Political aftershock

in its attempt to create order in the chaos that has followed the tsunami disaster, Sri Lanka is facing the complexities of reconstruction. One particularly problematic sphere is coastal regulation. While there is a renewed push from the government for regulating construction along the country's coasts, its efforts lack public support and this might prove to be their undoing.

Sri Lanka's coastline is dotted with hotels, small guesthouses and fishing hamlets, most of which were built in violation of the Coast Conservation Department's (ccd's) Coast Conservation Act (cca), 1981. ccd director R A Samaranayake says although the rules have been operational for so many years, they were never fully enforced due to pressure from local politicians. "Politicians promise land to unfortunate people. They build illegally on these lands and then lose everything.' Samaranayake explains:"We have different no-building zones for different stretches. In the east, we have a 100-metre (m) building restriction. In the west and the south, it varies from 40 m to 60 m, depending on the vulnerability of the area.' But the cca is revised every year to suit political whims. The latest revision went to the cabinet in December 2004, days before the disaster struck.

Besides the ccd's rules, the Urban Development Authority (uda) also introduced new rules recently. They ban construction within 100 m from the shore in the south. In the east, which is flatter and more vulnerable to the effects of tidal waves, this limit extends to 200 m. Construction beyond this point upto 1,000 m is permitted only as per uda rules. Only harbours, ports, units of fisheries industry and archaeological sites are allowed in the no-building zone. But Samaranayake warns: "We may have all the rules but the government must be firm.

People resist dislocation In addition to the fact that land is a major political tool and so the fate of the coastal regulation rules, old and new, will be decided by politicians, there is another problem. The people of Sri Lanka are strongly opposing any move to dislocate them, despite having suffered so much.

Ayatul Mohamed Haniffa, 47, owner of a 13-room hotel and restaurant on the beach at the picturesque Arugam Bay on the east coast, is determined to not shift his hotel. "I won't leave. I will rebuild a restaurant from scratch. I know how to cook.' Arugam Bay is known as one of the top 20 spots in the world for surfing. It attracts thousands of tourists every year. Hotel owners fear they'll lose their business if they move inland because the demand is for beachside accommodation. G D Susantha, a fisherman in Paiyagala South, is not afraid of staying near the sea. "I'm a fisherman. I've got to be near the sea. I'm not worried about another tsunami. They come every 2,000 years,' Reuters quotes him as saying. In contrast, Ramalingam Allagamma of Karaitivu village, who has lost her husband in the disaster, doesn't care: "I don't know. If everyone goes, I'll go too.' But Allagamma is not part of the majority, who want to stick to the land that is their home and source of livelihood. The Church has also joined the fisherfolk in their non-cooperation. Most fisherfolk are Christians and the Church fears its institution will be weakened if they are dispersed.
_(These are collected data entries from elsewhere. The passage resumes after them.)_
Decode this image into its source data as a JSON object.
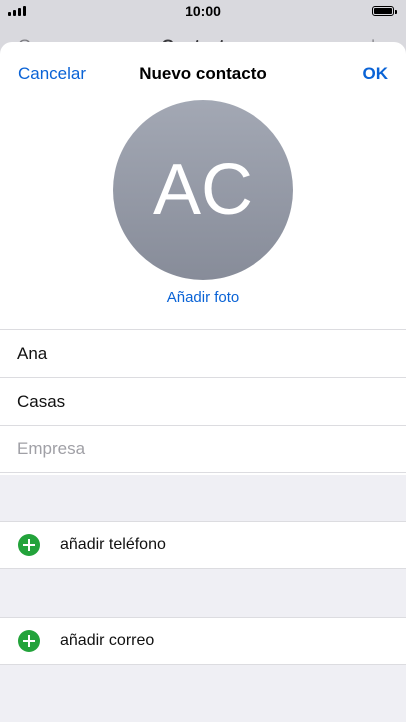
{
  "status": {
    "time": "10:00"
  },
  "behind_nav": {
    "left": "Grupos",
    "title": "Contactos",
    "right": "+"
  },
  "nav": {
    "cancel": "Cancelar",
    "title": "Nuevo contacto",
    "ok": "OK"
  },
  "avatar": {
    "initials": "AC",
    "add_photo": "Añadir foto"
  },
  "fields": [
    {
      "value": "Ana",
      "placeholder": ""
    },
    {
      "value": "Casas",
      "placeholder": ""
    },
    {
      "value": "",
      "placeholder": "Empresa"
    }
  ],
  "actions": {
    "add_phone": "añadir teléfono",
    "add_email": "añadir correo"
  },
  "colors": {
    "accent": "#0a63d6",
    "add_green": "#23a33b",
    "avatar_gray": "#8d929e"
  }
}
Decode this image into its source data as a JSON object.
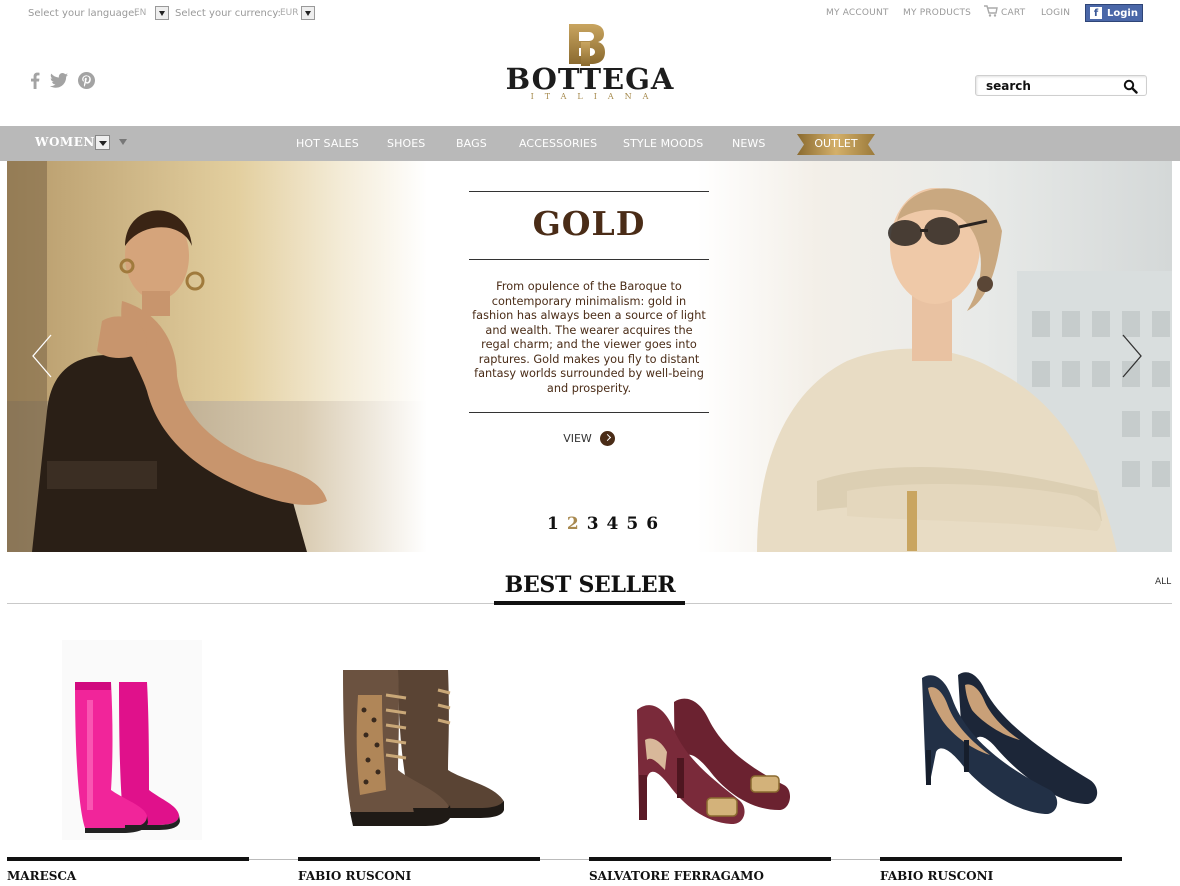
{
  "topbar": {
    "language_label": "Select your language:",
    "language_value": "EN",
    "currency_label": "Select your currency:",
    "currency_value": "EUR",
    "links": [
      "MY ACCOUNT",
      "MY PRODUCTS",
      "CART",
      "LOGIN"
    ],
    "facebook_login": "Login"
  },
  "header": {
    "logo_word": "BOTTEGA",
    "logo_sub": "ITALIANA",
    "search_placeholder": "search"
  },
  "nav": {
    "section": "WOMEN",
    "items": [
      "HOT SALES",
      "SHOES",
      "BAGS",
      "ACCESSORIES",
      "STYLE MOODS",
      "NEWS",
      "OUTLET"
    ]
  },
  "hero": {
    "title": "GOLD",
    "description": "From opulence of the Baroque to contemporary minimalism: gold in fashion has always been a source of light and wealth. The wearer acquires the regal charm; and the viewer goes into raptures. Gold makes you  fly to distant fantasy worlds surrounded by well-being and prosperity.",
    "cta": "VIEW",
    "pages": [
      "1",
      "2",
      "3",
      "4",
      "5",
      "6"
    ],
    "active_page": "2"
  },
  "best_seller": {
    "title": "BEST SELLER",
    "all_link": "ALL",
    "products": [
      {
        "brand": "MARESCA",
        "image": "pink-rain-boots"
      },
      {
        "brand": "FABIO RUSCONI",
        "image": "leopard-lace-up-wedge-boots"
      },
      {
        "brand": "SALVATORE FERRAGAMO",
        "image": "burgundy-buckle-pumps"
      },
      {
        "brand": "FABIO RUSCONI",
        "image": "navy-suede-pumps"
      }
    ]
  },
  "colors": {
    "nav_bg": "#b9b9b9",
    "brand_brown": "#4a2c17",
    "gold": "#a8894f",
    "facebook": "#4a67a8"
  }
}
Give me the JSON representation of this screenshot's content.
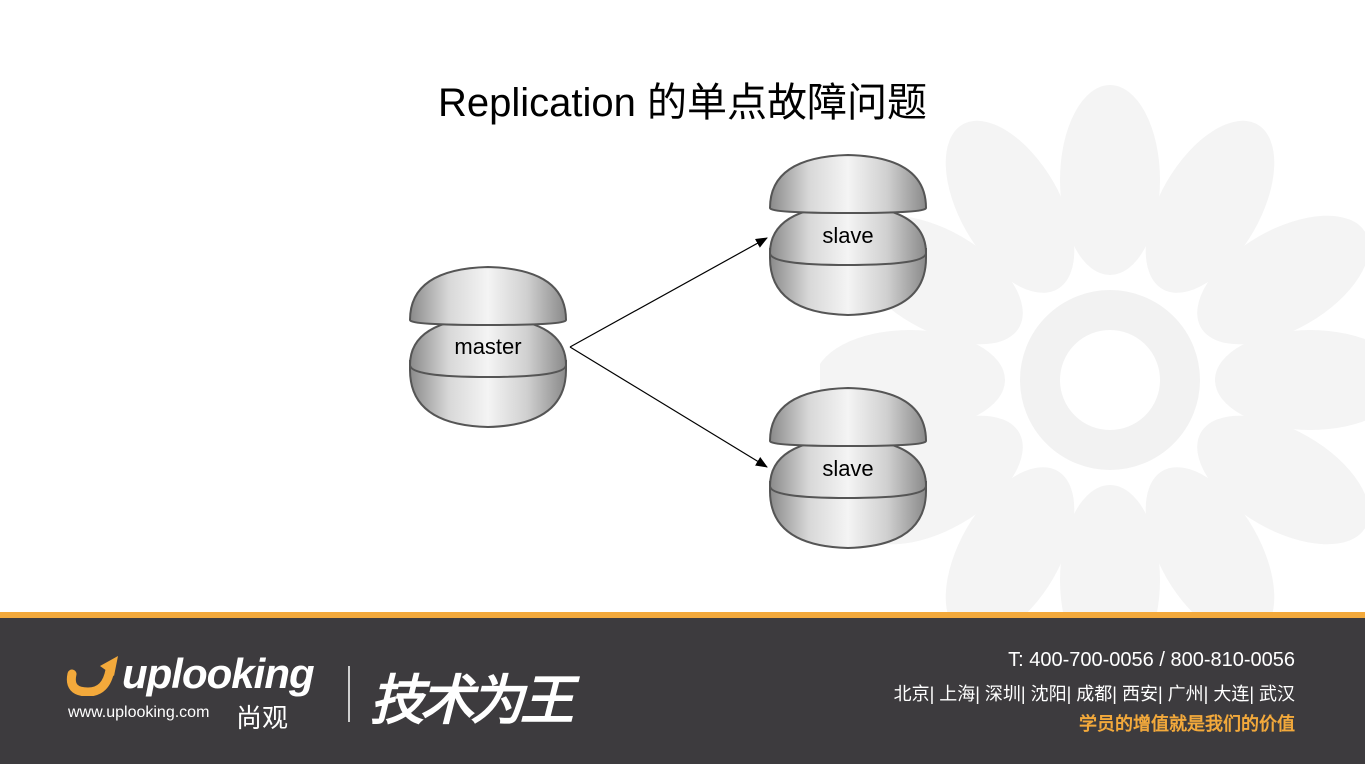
{
  "slide": {
    "title": "Replication 的单点故障问题"
  },
  "diagram": {
    "nodes": [
      {
        "id": "master",
        "label": "master"
      },
      {
        "id": "slave1",
        "label": "slave"
      },
      {
        "id": "slave2",
        "label": "slave"
      }
    ],
    "edges": [
      {
        "from": "master",
        "to": "slave1"
      },
      {
        "from": "master",
        "to": "slave2"
      }
    ]
  },
  "footer": {
    "logo_text": "uplooking",
    "logo_url": "www.uplooking.com",
    "logo_cn": "尚观",
    "slogan": "技术为王",
    "phone": "T: 400-700-0056 / 800-810-0056",
    "cities": "北京| 上海| 深圳| 沈阳| 成都| 西安| 广州| 大连| 武汉",
    "tagline": "学员的增值就是我们的价值",
    "colors": {
      "bar": "#3d3b3e",
      "accent": "#f3a93b"
    }
  }
}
Alternative plan? Even the unhcr, which is helping with the reconstruction work, is not supporting the relocation plan. As a matter of policy, the agency doesn't get involved in forced relocations. Robyn Goves, senior external relations officer at the unhcr's Colombo office says unhcr has raised serious concerns regarding the plan. "First because it further displaces people who have suffered a lot and, second, the reasoning behind this is not very clear,' she says. "We need a transparent and rational policy,' Goves suggests, adding that civil society groups also share these concerns.

Samaranayake believes early warning systems and barriers will be more helpful. He points out that massive sand dunes in Bundala in the southeast, Seenigama in the south and Pottuvil on the east coast acted as natural barriers and minimised the tsunami's impact. But he also feels this is the time the rules can be enforced and the beaches rid of illegal constructions.